CEVAP: Davalı … vekili cevap dilekçesinde özetle; davacı tarafın 2003 yılından itibaren şirket ile ilgili bilgi almadıklarını belirttiklerinden davanın zamanaşımı nedeniyle reddine, yine bu davanın müvekkiline yöneltilemeyeceğini, taraf ehliyeti yönünden … aleyhindeki davanın reddini, davacının şirkete müracaat ederek genel kurul davetine ilişkin girişimde bulunup şirketin tüm defter kayıtlarını incelemesi mümkün iken bu yola başvurmasında hukuki yararın olmadığını , davacı, davalı şirketteki %50 hisseyi 1999 yılında satın aldığı ve şirketin tabelası altında şubesi olarak … … adresindeki binanın altında bulunan dükkanda kuyumculuk yapmak istediğini, o tarihten itibaren bu yerde herhangi bir faaliyette bulunmadığını, müvekkili …’ın ise bu şirketten önce … … adresinde bulunan … Ardiye İnş. Malzemeleri konusunda işyeri bulunduğundan burada faaliyetine devam ettiğini, bu işyerinin şirket ile ilgisinin olmadığını, davacı, davalı şirketin kağıt üzerinde ortağı olduğunu ve fiilen hiçbir şekilde şirketle ilgilenmediğini, şirkete sermaye koymadığını, tüm bu nedenlerle, davanın reddine karar verilmesini talep etmiştir.

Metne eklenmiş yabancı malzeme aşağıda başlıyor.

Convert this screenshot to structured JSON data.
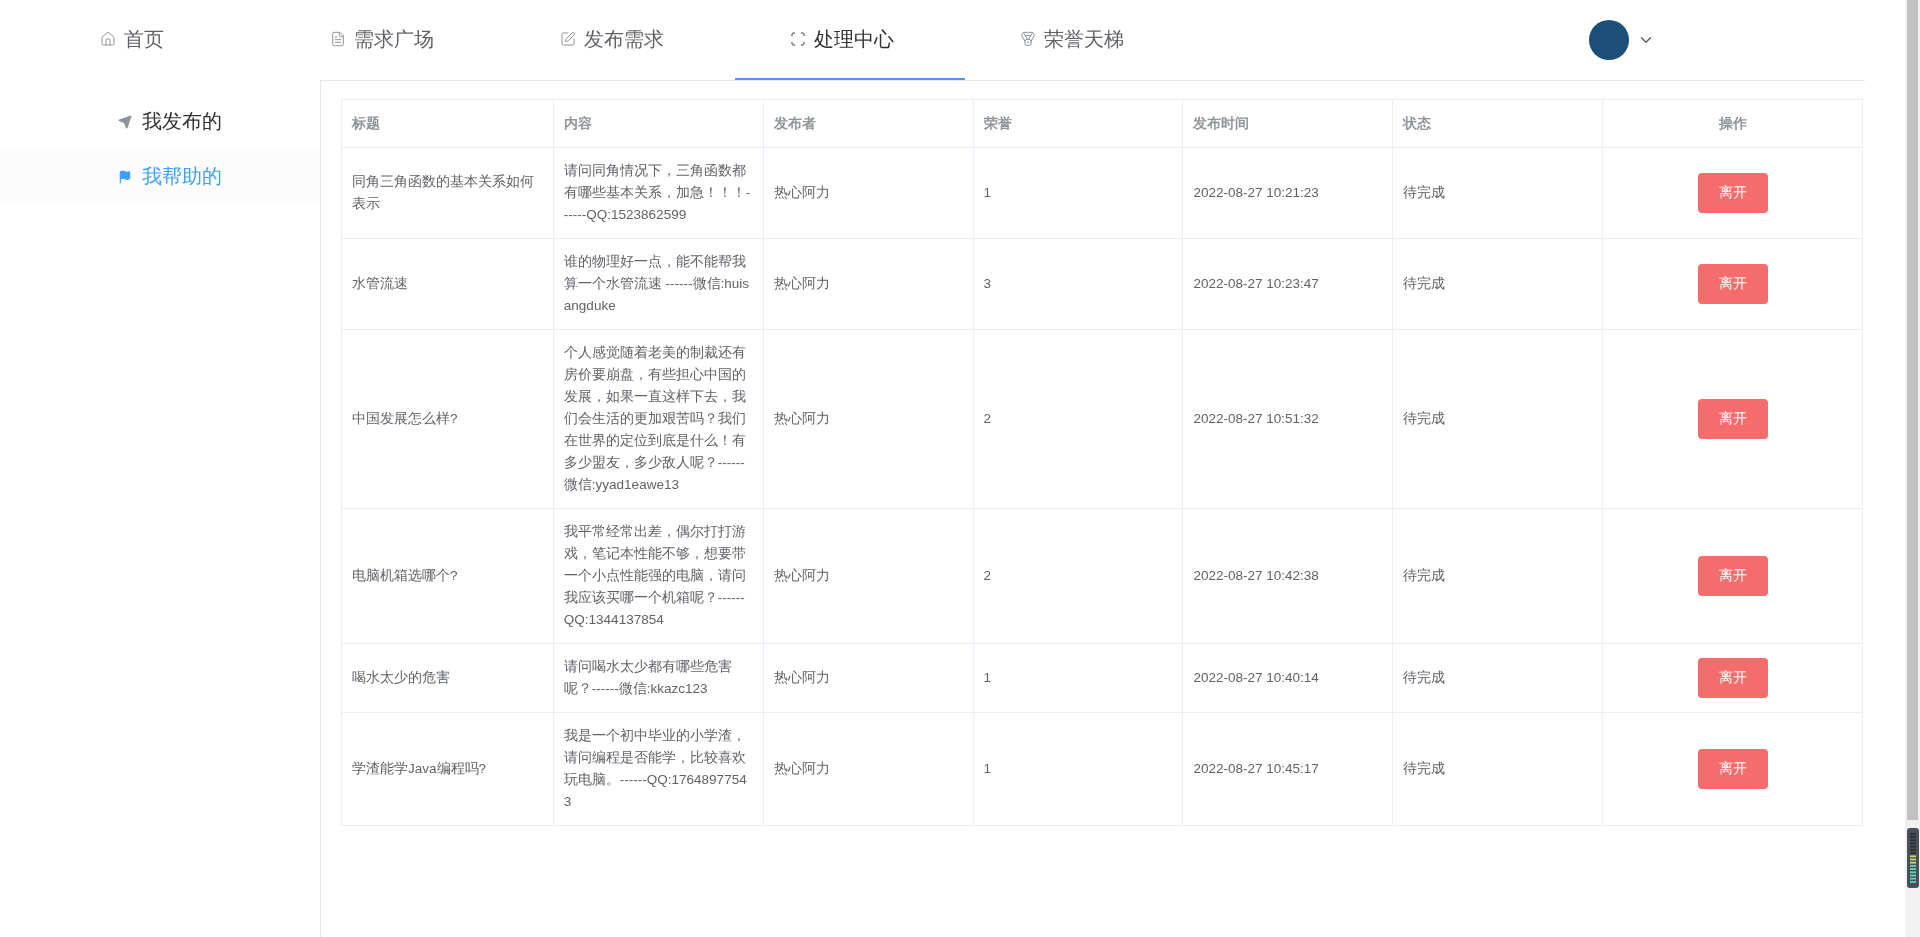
{
  "nav": {
    "tabs": [
      {
        "label": "首页",
        "selected": false
      },
      {
        "label": "需求广场",
        "selected": false
      },
      {
        "label": "发布需求",
        "selected": false
      },
      {
        "label": "处理中心",
        "selected": true
      },
      {
        "label": "荣誉天梯",
        "selected": false
      }
    ]
  },
  "sidebar": {
    "items": [
      {
        "label": "我发布的",
        "selected": false
      },
      {
        "label": "我帮助的",
        "selected": true
      }
    ]
  },
  "table": {
    "columns": [
      "标题",
      "内容",
      "发布者",
      "荣誉",
      "发布时间",
      "状态",
      "操作"
    ],
    "rows": [
      {
        "title": "同角三角函数的基本关系如何表示",
        "content": "请问同角情况下，三角函数都有哪些基本关系，加急！！！------QQ:1523862599",
        "publisher": "热心阿力",
        "honor": "1",
        "time": "2022-08-27 10:21:23",
        "status": "待完成",
        "action": "离开"
      },
      {
        "title": "水管流速",
        "content": "谁的物理好一点，能不能帮我算一个水管流速 ------微信:huisangduke",
        "publisher": "热心阿力",
        "honor": "3",
        "time": "2022-08-27 10:23:47",
        "status": "待完成",
        "action": "离开"
      },
      {
        "title": "中国发展怎么样?",
        "content": "个人感觉随着老美的制裁还有房价要崩盘，有些担心中国的发展，如果一直这样下去，我们会生活的更加艰苦吗？我们在世界的定位到底是什么！有多少盟友，多少敌人呢？------微信:yyad1eawe13",
        "publisher": "热心阿力",
        "honor": "2",
        "time": "2022-08-27 10:51:32",
        "status": "待完成",
        "action": "离开"
      },
      {
        "title": "电脑机箱选哪个?",
        "content": "我平常经常出差，偶尔打打游戏，笔记本性能不够，想要带一个小点性能强的电脑，请问我应该买哪一个机箱呢？------QQ:1344137854",
        "publisher": "热心阿力",
        "honor": "2",
        "time": "2022-08-27 10:42:38",
        "status": "待完成",
        "action": "离开"
      },
      {
        "title": "喝水太少的危害",
        "content": "请问喝水太少都有哪些危害呢？------微信:kkazc123",
        "publisher": "热心阿力",
        "honor": "1",
        "time": "2022-08-27 10:40:14",
        "status": "待完成",
        "action": "离开"
      },
      {
        "title": "学渣能学Java编程吗?",
        "content": "我是一个初中毕业的小学渣，请问编程是否能学，比较喜欢玩电脑。------QQ:17648977543",
        "publisher": "热心阿力",
        "honor": "1",
        "time": "2022-08-27 10:45:17",
        "status": "待完成",
        "action": "离开"
      }
    ]
  }
}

GEREKÇE: Dava , davacının ortağı olduğu davalı şirketten kar payı alacağı istemine ilişkindir.
Davacı vekili duruşmada ; şirket ana sözleşmesinde kar payı dağıtımı yönünde hüküm bulunduğu halde genel kurul toplantısı yapılarak bu konuda alınmış bir kar payı dağıtımı kararı bulunmamakta , bunun nedeni de şirketi temsile yetkili davalının bu yönde bir işlem yapmaması ve genel kurulu toplamamasından kaynaklandığı şeklinde beyanda bulunmuştur.
Kural olarak bir ortağın şirketten hissesine düşen kâr payını dava yolu ile isteyebilmesi için öncelikle kâr payının dağıtılması hususunda ortaklar kurulu ya da genel kurul tarafından alınmış bir kararın olması gereklidir. Anılan kurullar tarafından kâr payı dağıtılması yönünde bir karar alınmamış ise, öncelikle anılan kurulların toplanması, bu hususu karara bağlaması gerektiğinden bu husus yerine getirilmeden doğrudan kâr payının tahsili yönünde Mahkemede dava açılamaz ve bu yönde bir karar verilemez.
Davacı ve davalı vekili beyanları ile dosya kapsamında , kar payı dağıtımı yönünden ortaklar kurulu toplantısının yapılmadığı ve de ortaklar kurulu tarafından davacının ortak olduğu yıldan dava tarihine kadarki yıllara ait kâr payı hakkında alınan bir karar olmadığı anlaşılmıştır.
Bu durumda, yapılan açıklamalar uyarınca, tüm bu yıllara ait kâr payı konusunda mahkemece doğrudan bir karar verilmesi mümkün olmadığı anlaşılmakla , davacının davalı … aleyhindeki davasının pasif husumet yokluğundan , davalı şirket aleyhindeki davasının ise reddine dair aşağıdaki şekilde hüküm kurulmuştur.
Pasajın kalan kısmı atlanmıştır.